Le terme d’ « ahité » qui ouvre cet article en a peut-être étonné certain.e. C’est un concept japonais, intraduisible, qui dit l’étonnement, l’admiration, la plénitude et le dépassement (et bien d’autres choses encore), provenant de ce Ah ! qui en l’occurrence jalonne ce texte, même si présentement j’évoque un Ô. Lyrisme si l’on veut, réduit à sa plus simple expression – une interjection -, musique des voyelles, relais donné à ce qui est là qui impressionne le corps et le libère d’un son extatique. Rien à ajouter. Et pourtant nous avons mal parfois, comme si le plein était un vide et réciproquement, et que cet échange de propriétés entre organismes ne se faisait pas sans dommages.

*


Mais la peine se résorbe, miracle de la poésie, fût-il passager. Par le truchement des mots le monde visible bascule dans l’invisible et opère une métamorphose de tout en rien comme de rien en tout. Les affects mutent. Le subi devient action, la tristesse devient joie. Même si rien n’est acquis, jamais. Ni la vue, ni la chose, ni le mot. Tout est de fait toujours à reprendre, il y a là une loi, une loi du temps.

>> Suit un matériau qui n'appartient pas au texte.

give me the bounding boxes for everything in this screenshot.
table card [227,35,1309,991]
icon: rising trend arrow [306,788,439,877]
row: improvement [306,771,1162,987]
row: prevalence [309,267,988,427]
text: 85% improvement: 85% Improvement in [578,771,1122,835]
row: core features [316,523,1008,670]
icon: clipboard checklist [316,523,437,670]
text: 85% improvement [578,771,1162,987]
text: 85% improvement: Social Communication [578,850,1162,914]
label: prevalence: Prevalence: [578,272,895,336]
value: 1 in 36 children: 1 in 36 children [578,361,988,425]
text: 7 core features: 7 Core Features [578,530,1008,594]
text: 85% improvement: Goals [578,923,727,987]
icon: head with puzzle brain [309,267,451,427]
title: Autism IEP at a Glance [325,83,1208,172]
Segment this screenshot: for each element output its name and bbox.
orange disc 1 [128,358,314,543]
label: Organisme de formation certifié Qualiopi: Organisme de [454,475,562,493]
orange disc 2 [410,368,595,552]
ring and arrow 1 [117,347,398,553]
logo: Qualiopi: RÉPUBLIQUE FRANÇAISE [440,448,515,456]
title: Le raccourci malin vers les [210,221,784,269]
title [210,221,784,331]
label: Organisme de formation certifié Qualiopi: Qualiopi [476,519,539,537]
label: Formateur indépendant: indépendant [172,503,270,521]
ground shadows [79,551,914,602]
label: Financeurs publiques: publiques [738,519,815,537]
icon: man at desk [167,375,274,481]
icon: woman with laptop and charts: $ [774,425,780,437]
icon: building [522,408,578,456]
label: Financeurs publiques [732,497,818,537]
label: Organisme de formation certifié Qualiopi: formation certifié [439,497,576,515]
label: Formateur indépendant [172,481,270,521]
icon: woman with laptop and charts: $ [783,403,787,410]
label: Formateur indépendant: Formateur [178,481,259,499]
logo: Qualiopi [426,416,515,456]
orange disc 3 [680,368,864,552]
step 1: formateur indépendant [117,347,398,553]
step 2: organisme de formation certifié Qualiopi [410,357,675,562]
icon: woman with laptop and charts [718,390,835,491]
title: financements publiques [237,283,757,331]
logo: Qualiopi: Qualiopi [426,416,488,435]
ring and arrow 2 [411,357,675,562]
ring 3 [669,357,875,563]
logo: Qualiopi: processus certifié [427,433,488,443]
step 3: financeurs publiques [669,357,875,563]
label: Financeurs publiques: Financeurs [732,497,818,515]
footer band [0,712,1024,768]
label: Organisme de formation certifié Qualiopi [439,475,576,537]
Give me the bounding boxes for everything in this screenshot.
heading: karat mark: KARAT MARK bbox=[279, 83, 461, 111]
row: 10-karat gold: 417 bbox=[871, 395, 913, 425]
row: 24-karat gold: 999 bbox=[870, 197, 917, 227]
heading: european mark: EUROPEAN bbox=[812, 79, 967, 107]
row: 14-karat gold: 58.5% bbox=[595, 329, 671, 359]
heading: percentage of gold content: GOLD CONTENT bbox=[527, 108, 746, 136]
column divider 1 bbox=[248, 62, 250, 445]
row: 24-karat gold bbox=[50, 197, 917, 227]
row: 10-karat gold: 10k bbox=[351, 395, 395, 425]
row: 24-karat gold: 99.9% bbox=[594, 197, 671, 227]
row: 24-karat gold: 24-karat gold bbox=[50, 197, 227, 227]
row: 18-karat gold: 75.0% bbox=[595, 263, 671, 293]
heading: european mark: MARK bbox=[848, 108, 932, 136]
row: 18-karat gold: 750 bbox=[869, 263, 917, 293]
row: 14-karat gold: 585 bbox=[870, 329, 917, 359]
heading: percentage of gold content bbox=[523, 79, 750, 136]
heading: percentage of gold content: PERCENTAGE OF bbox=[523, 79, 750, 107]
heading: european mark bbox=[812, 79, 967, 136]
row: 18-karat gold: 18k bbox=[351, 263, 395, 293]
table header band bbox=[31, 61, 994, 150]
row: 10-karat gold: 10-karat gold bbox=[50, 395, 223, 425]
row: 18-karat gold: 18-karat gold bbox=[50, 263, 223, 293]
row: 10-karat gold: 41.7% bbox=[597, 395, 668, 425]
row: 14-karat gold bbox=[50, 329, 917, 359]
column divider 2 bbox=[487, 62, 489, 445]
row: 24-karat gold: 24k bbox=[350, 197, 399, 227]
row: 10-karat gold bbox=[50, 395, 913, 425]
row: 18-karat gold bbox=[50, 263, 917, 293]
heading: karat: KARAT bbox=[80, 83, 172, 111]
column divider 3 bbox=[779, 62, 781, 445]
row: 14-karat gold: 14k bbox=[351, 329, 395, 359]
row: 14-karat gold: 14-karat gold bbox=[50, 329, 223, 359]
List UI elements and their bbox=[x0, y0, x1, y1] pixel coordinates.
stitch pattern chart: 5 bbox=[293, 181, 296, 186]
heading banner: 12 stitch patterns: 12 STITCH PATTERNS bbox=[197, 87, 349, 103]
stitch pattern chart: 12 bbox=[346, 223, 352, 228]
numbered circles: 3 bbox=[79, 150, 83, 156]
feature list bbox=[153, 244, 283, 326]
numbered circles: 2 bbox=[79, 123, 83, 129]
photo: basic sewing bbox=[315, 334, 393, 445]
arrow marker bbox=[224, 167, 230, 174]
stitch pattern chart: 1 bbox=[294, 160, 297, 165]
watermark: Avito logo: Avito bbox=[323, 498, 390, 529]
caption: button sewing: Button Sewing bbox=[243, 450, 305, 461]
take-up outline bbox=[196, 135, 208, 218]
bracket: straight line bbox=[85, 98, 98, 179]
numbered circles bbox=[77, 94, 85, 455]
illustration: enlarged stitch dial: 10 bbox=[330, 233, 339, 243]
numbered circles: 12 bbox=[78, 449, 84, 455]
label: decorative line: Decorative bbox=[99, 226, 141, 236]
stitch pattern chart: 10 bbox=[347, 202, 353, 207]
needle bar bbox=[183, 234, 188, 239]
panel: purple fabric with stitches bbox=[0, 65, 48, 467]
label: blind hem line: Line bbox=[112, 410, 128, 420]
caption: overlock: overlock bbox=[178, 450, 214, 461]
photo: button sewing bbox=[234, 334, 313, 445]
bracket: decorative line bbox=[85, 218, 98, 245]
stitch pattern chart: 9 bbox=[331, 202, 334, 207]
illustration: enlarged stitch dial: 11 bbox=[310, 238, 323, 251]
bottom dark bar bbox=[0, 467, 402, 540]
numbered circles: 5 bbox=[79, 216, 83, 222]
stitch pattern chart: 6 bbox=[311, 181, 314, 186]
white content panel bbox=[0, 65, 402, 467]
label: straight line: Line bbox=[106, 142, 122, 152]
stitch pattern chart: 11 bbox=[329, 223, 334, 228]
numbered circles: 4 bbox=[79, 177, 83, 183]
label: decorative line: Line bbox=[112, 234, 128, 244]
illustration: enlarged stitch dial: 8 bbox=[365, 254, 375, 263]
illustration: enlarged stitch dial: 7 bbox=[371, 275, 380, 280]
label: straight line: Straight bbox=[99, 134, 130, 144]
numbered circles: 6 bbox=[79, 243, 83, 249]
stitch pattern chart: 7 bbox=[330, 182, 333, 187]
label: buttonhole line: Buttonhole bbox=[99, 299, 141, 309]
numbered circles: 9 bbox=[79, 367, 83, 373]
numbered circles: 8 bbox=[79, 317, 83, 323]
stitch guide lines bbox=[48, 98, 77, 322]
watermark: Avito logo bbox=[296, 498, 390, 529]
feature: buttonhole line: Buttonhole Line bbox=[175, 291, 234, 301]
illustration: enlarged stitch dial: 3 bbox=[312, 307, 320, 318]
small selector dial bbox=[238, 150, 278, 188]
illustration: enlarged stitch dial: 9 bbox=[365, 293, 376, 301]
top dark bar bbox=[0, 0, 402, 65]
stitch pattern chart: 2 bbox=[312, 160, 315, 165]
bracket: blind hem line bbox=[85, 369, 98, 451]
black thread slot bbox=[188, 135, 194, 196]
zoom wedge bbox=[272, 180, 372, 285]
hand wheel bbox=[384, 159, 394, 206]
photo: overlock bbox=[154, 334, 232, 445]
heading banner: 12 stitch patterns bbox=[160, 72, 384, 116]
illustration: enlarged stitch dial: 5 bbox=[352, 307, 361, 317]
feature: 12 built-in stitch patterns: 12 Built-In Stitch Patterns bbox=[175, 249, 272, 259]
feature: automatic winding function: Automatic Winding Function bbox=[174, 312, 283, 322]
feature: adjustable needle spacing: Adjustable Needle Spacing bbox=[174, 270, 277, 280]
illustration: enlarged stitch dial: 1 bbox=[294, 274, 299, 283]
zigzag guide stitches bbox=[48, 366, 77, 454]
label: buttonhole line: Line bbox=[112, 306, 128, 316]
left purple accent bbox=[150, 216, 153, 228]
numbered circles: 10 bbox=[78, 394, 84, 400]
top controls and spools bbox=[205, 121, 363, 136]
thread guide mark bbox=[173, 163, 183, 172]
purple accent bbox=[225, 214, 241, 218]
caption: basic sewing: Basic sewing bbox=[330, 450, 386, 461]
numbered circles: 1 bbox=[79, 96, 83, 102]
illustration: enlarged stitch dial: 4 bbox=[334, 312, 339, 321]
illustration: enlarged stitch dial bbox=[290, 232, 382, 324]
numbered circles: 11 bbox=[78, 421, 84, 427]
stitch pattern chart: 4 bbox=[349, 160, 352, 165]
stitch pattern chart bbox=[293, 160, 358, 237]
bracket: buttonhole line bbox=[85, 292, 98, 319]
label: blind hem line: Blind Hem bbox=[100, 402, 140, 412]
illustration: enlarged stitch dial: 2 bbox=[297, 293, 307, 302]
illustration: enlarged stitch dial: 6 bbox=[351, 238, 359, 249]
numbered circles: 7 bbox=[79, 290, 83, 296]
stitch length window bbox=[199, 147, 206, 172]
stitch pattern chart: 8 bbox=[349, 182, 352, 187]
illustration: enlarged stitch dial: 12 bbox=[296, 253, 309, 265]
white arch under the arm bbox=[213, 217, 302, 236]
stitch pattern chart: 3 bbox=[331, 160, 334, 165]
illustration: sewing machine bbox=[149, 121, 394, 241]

Selon Chalamet, qui nous livre à la fin de son ouvrage un abrégé de sa philosophie du langage, toute présence manque de son contraire, qui est une parole. Et à ce titre, la parole sauve les choses d’être ce qu’elles sont, c’est pourquoi il écrit à leur sujet : « Une parole, pour qu’elles [les choses] retrouvent un axe, qui ne soit pas l’équilibre, mais la métamorphose. » Le monde serait une fable qui s’écrit à même la matière, sauf qu’il faut faire la nuit sur le visible pour pouvoir en lire l’histoire. Nuit des sens. En d’autres termes, l’invisible du monde que l’œil scrute, il incombe à la parole de le découvrir, de le révéler, de le faire entendre. « Une parole qui sauve : qui sauve les choses du monde en les rendant invisibles. »
Il est question de croix rouillées à la fin ce livre, en haut du calvaire - « des traverses de chemin de fer, c’est increvable ces trucs-là » -, de stèles également, que la mairie voudraient enlever, et peut-être aussi, à travers leur présence anachronique, d’une sorte de mysticisme, d’une mystique des mots, laquelle ne s’embarrasserait pas de croyances ou de dogmes, de dieux, mais s’appuierait sur une incertitude fondamentale qui assurerait la rotation des planètes et le grand bal intergalactiques auquel nous participons, le lever du jour et la perpétuation de la vie, au moins un temps, « comme si quelque chose faisait levier, là-bas, dans l’inconnu », qui agirait sur nous et à quoi nous ne cesserions d’inventer des moyens de répondre. Il n’y a que des réponses, entend-on dire parfois. Aubades en est une, une des plus convaincantes, mystérieusement convaincantes.